Die 1925 in Zofingen AG geborene Künstlerin, die von 1951 bis 1960 mit Jean Tinguely verheiratet war, befasste sich in den 50er Jahren vorerst mit Kohlezeichnungen, gestickten Bildern und Handpuppen. In Paris, wohin sie 1952 mit Tinguely zusammen hinzog, lernte sie Pontus Hulten, Pierre Restany, Yves Klein, Iris Clert, Niki de Saint-Phalle und Soto kennen.

Schon damals war ihr Thema der verzweifelte Mensch. Nach der Trennung von Tinguely begann sie mit grossformatigen, schwarzweiss dominierten Gemälden: Totentänze, Gerippe, Skelettberge, Köpfe, Schädel, Hände. Die Motivwahl brachte ihr das Etikett "Malerin des Todes" ein.

Und dann die berühmten lebensgrossen Stofffiguren: einzelne Gestalten sowie inszenierte Gruppen mit bis zu 48 Figuren, beispielsweise "La Table", "Groupe 48" oder "Hommage à Amnesty International".

Auch im Umfeld der Pop-Art, des Nouveau Réalisme und der Minimal Art blieb Eva Aeppli ihrer eigenen textilen Kunst treu und bewahrte eine bewundernswerte Eigenständigkeit. Ihr Anliegen blieb ein eminent humanes: Die Opfer des Faschismus und des Zweiten Weltkriegs im Auge, schuf sie ein "memento mori" von höchst beunruhigender Ausdruckskraft.
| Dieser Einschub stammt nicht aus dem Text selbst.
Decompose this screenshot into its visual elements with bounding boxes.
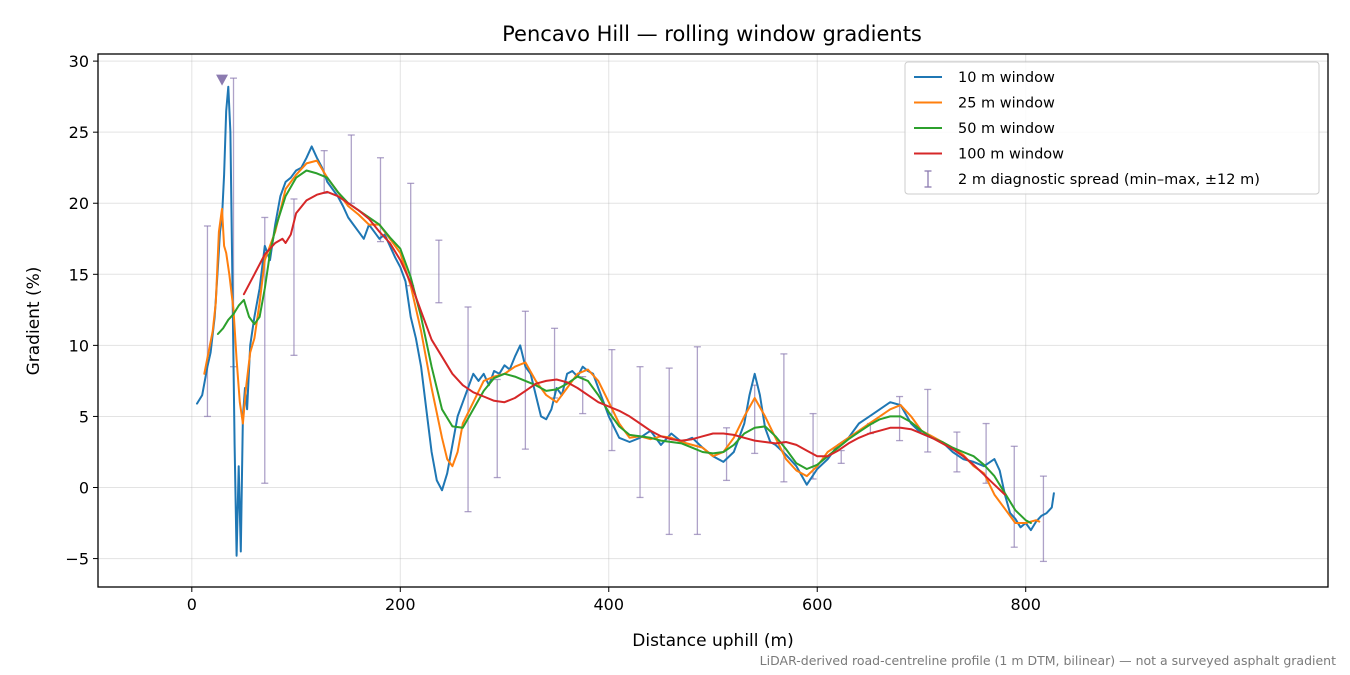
series-lines bbox=[196, 85, 1055, 557]
errorbar bbox=[723, 427, 731, 482]
errorbar bbox=[636, 366, 644, 499]
legend: 10 m window 25 m window 50 m window 100 m w… bbox=[904, 61, 1320, 195]
y-tick-label: 30 bbox=[69, 52, 89, 71]
x-tick-label: 200 bbox=[385, 595, 416, 614]
y-tick-label: 15 bbox=[69, 265, 89, 284]
max-marker-triangle bbox=[216, 74, 229, 86]
errorbar bbox=[579, 375, 587, 415]
axis-ticks: 0 200 400 600 800 −5 0 5 10 15 20 25 30 bbox=[65, 52, 1041, 614]
x-tick-label: 600 bbox=[802, 595, 833, 614]
errorbar bbox=[464, 306, 472, 513]
series-line bbox=[242, 190, 1006, 496]
series-line bbox=[216, 169, 1032, 524]
plot-frame bbox=[97, 53, 1329, 588]
y-tick-label: 20 bbox=[69, 194, 89, 213]
legend-label: 50 m window bbox=[958, 121, 1055, 137]
y-axis-label: Gradient (%) bbox=[24, 267, 44, 376]
y-tick-label: 0 bbox=[79, 479, 89, 498]
errorbar bbox=[608, 348, 616, 452]
y-tick-label: 10 bbox=[69, 336, 89, 355]
legend-label: 100 m window bbox=[958, 147, 1064, 163]
chart-title: Pencavo Hill — rolling window gradients bbox=[502, 22, 922, 46]
x-tick-label: 400 bbox=[593, 595, 624, 614]
y-tick-label: −5 bbox=[65, 550, 89, 569]
footnote: LiDAR-derived road-centreline profile (1… bbox=[760, 653, 1336, 668]
x-axis-label: Distance uphill (m) bbox=[632, 631, 793, 651]
y-tick-label: 25 bbox=[69, 123, 89, 142]
legend-label: 25 m window bbox=[958, 96, 1055, 112]
x-tick-label: 800 bbox=[1010, 595, 1041, 614]
errorbar bbox=[780, 353, 788, 483]
errorbar bbox=[435, 239, 443, 304]
legend-label: 10 m window bbox=[958, 70, 1055, 86]
errorbar bbox=[1039, 475, 1047, 563]
max-marker bbox=[216, 74, 229, 86]
errorbar bbox=[493, 378, 501, 479]
errorbar bbox=[924, 388, 932, 453]
errorbar bbox=[693, 346, 701, 536]
y-tick-label: 5 bbox=[79, 407, 89, 426]
x-tick-label: 0 bbox=[187, 595, 197, 614]
errorbar bbox=[203, 225, 211, 418]
errorbar bbox=[1010, 445, 1018, 548]
series-line bbox=[203, 159, 1041, 524]
errorbar bbox=[665, 367, 673, 536]
legend-box bbox=[904, 61, 1320, 195]
legend-label: 2 m diagnostic spread (min–max, ±12 m) bbox=[958, 172, 1260, 188]
legend-items: 10 m window 25 m window 50 m window 100 m w… bbox=[914, 70, 1260, 188]
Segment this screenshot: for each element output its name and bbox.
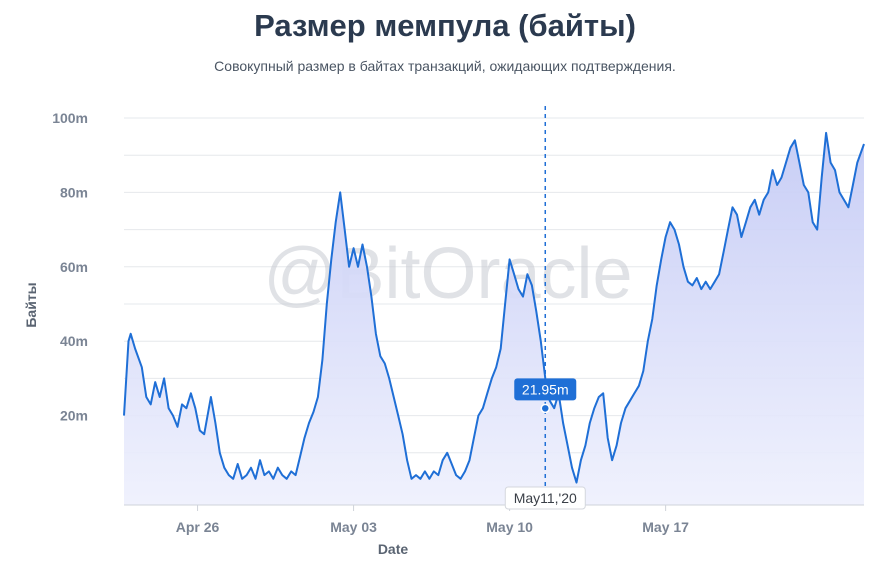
- x-axis-ticks: Apr 26 May 03 May 10 May 17: [176, 505, 689, 535]
- date-tooltip-text: May11,'20: [514, 490, 577, 506]
- x-axis-title: Date: [378, 541, 409, 557]
- series-line[interactable]: [123, 131, 865, 484]
- chart-subtitle: Совокупный размер в байтах транзакций, о…: [214, 58, 676, 74]
- x-tick-label: Apr 26: [176, 519, 220, 535]
- x-tick-label: May 17: [642, 519, 689, 535]
- date-tooltip: May11,'20: [504, 486, 586, 510]
- tooltip-value: 21.95m: [522, 381, 569, 397]
- y-tick-label: 40m: [60, 333, 88, 349]
- hover-point[interactable]: [540, 403, 551, 414]
- date-tooltip-box: [504, 486, 586, 510]
- x-tick-label: May 03: [330, 519, 377, 535]
- y-tick-label: 60m: [60, 259, 88, 275]
- y-axis-ticks: 20m 40m 60m 80m 100m: [52, 110, 88, 424]
- series-area: [124, 132, 864, 505]
- y-axis-title: Байты: [23, 282, 39, 327]
- value-tooltip: 21.95m: [514, 378, 577, 401]
- y-tick-label: 80m: [60, 184, 88, 200]
- tooltip-box: [514, 378, 577, 401]
- y-tick-label: 20m: [60, 408, 88, 424]
- chart-title: Размер мемпула (байты): [254, 8, 636, 43]
- x-tick-label: May 10: [486, 519, 533, 535]
- y-tick-label: 100m: [52, 110, 88, 126]
- watermark: @BitOracle: [263, 234, 632, 314]
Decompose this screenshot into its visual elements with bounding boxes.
Die Wende vom Tod zum Leben

Ab 1975 gewann ihr Werk mit den ausdrucksstarken Bronzeköpfen eine ruhige und lebensbejahende Note. "Waren ihre Werke früher Mahnmale und Bannstücke gegen die Erniedrigung, sind sie heute Botschaften für die Achtung der Menschenwürde", schrieb Konservator André Kamber 1994 im Katalog zur Retrospektive "Eva Aeppli" im Kunstmuseum Solothurn.

Der Zäsur von 1975 war eine tiefe Lebens- und Schaffenskrise vorausgegangen. Unter Anleitung des Astropsychologen Jacques Berthon begann Aeppli sich intensiv mit den Zusammenhängen des Kosmos und dem Sinn menschlicher Existenz zu befassen.

Es entstanden Stoff-Köpfe mit menschlichen Gesichtern, die Aeppli in Bronze giessen liess. Sie schuf ganze Zyklen davon und nannte sie die Gruppen der "Planeten", der "menschlichen Schwächen" und "Sternzeichen".

Werk online abrufbar

Am 2. Mai 1925 in Zofingen AG geboren, wuchs Eva Aeppli in Basel auf. Hier besuchte sie die Rudolf Steiner Schule, an der ihr Vater als Lehrer tätig war. An der Kunstgewerbeschule lernte sie Jean Tinguely kennen, mit dem sie bis zu dessen Tod 1996 verbunden blieb. Seit 1953 lebte die Künstlerin in Frankreich, zunächst in der Nähe von Paris, am Schluss in Honfleur in der Normandie.

Seit 2012 ist ihr Werk online abrufbar. Das von Susanne Gyger erstellte Verzeichnis wurde publiziert vom Schweizerischen Institut für Kunstwissenschaft (SIK-ISEA) in Zürich. Es enthält 422 Nummern mit exakten Angaben zu Titel, Technik, Entstehungsjahr und aktuellem Standort.